Suatu sore, Dinda ditugaskan kantor untuk dinas luar kota (DLK) untuk keberangkatan esok pagi. Ia pun akhirnya mengiyakan perintah kantor.
"Pukul jam 08.00 pagi ya kumpul di kantor," katanya.
"Ok pak kabid," jawabnya.
Jam berganti jam dan waktu pun berlalu. Alarm sahur pun berbunyi. Artinya sudah pukul 04.00 WIB. Dengan rasa malas yang memuncak Dinda harus menggerakkan tubuhnya agar bisa sahur mengingat perjalanan yang ditempuh dengan jalur darat itu memakan waktu yang lama.
Wanita seperempat abad itu, pergi menyantap makan sahur seadanya dengan lauk telur dadar bertabur cabai rawit. Itulah makanan kesukaannya. Kalau tidak karena DLK, ia hanya akan minum mineral.
"Kreuk kreuk," terdengar suara tapi bukan dari ponsel atau mulut seseorang. Tiba-tiba perutnya melilit. "Omaigaaat, pake acara mules pula," celetuknya.
Padahal setelah sahur, sudah Dinda niatkan untuk scroll media sosial sambil menunggu bedug subuh. Langsung lanjut tidur sampai pukul 07.15 WIB. Namun, keadaan membuatnya berubah dari rencana awal.

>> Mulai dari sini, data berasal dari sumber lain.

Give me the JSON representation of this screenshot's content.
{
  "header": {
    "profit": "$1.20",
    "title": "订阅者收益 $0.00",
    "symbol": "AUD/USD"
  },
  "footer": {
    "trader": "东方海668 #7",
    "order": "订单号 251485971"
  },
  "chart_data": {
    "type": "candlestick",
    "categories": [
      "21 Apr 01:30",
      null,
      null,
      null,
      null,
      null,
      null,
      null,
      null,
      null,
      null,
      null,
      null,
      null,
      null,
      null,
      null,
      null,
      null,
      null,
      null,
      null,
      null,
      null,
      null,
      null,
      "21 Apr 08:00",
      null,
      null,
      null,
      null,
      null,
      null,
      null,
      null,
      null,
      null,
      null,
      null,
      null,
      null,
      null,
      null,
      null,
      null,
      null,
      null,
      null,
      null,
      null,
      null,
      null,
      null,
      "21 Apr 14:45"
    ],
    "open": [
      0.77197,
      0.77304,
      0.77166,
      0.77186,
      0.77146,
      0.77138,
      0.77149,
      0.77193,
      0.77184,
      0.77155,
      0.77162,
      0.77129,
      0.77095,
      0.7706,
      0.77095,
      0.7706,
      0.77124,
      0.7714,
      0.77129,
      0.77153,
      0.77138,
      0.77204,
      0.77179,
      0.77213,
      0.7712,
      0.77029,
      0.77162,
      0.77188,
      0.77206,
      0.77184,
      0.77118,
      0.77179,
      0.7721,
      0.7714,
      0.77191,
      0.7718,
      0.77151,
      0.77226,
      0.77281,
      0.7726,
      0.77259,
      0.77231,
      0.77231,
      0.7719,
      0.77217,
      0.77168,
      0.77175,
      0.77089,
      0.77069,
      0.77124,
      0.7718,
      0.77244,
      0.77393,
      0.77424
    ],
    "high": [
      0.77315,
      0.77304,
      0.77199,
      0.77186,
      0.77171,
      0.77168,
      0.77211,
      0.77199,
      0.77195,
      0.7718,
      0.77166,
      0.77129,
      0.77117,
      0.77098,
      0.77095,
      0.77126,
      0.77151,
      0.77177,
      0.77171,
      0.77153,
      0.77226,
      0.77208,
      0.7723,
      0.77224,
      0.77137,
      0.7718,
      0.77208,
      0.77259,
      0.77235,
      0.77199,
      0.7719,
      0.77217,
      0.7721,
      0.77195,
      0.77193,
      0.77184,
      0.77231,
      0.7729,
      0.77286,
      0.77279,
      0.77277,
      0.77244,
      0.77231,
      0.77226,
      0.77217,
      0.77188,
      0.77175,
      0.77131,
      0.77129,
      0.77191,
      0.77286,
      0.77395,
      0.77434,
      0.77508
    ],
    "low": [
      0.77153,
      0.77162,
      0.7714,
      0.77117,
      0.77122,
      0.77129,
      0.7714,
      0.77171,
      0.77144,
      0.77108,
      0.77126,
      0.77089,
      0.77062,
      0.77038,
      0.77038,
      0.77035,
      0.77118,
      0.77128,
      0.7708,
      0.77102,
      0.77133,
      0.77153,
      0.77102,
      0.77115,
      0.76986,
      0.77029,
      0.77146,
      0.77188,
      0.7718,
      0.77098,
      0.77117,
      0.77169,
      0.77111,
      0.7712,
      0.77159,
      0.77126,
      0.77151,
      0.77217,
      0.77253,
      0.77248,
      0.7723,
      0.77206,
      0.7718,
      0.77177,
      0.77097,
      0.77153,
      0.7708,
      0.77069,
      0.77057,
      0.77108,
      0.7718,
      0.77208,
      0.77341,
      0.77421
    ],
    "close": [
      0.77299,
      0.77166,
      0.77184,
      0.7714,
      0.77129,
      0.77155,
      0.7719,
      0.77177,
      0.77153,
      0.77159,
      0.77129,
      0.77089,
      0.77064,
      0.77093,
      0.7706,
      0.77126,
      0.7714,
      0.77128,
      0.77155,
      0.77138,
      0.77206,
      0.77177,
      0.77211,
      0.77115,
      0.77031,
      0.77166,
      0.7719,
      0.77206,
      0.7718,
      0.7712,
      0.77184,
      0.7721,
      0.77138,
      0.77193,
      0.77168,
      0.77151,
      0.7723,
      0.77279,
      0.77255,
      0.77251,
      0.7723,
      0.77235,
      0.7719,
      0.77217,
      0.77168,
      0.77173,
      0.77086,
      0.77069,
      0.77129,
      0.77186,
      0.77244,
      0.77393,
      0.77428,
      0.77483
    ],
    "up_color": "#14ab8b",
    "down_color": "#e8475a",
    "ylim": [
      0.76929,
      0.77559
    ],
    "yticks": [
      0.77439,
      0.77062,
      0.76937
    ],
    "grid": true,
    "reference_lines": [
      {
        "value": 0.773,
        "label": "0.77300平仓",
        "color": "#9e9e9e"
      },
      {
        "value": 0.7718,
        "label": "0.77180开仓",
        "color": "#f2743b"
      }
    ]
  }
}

Meski sempat tidur sejak pukul 06.45 WIB, itu dirasa cukup cepat. Satu panggilan tak terjawab pada pukul 08.30 WIB terlihat layar hp tipisnya. Sementara ia masih berselimut manja.
Satu pesan singkat wa pun muncul sebagai pemberitahuan. "Buruan ya kita gabung sama rombongan kalau bisa jam 08.45 sudah sampai di kantor," tulis Kabid.
"Izin, bukannya jam 08.00 WIB ya pak kabid?" balasnya.
"Waduh," katanya sambil bertanya, "Sekarang dimana?"
"Ini di rumah masih siap-siap," balas Dinda lagi sambil menyambar pakaian handbody dan pakaina yang ada. Touch up tipis-tipis. Beruntung saja karena sudah sikat gigi dan cuci muka.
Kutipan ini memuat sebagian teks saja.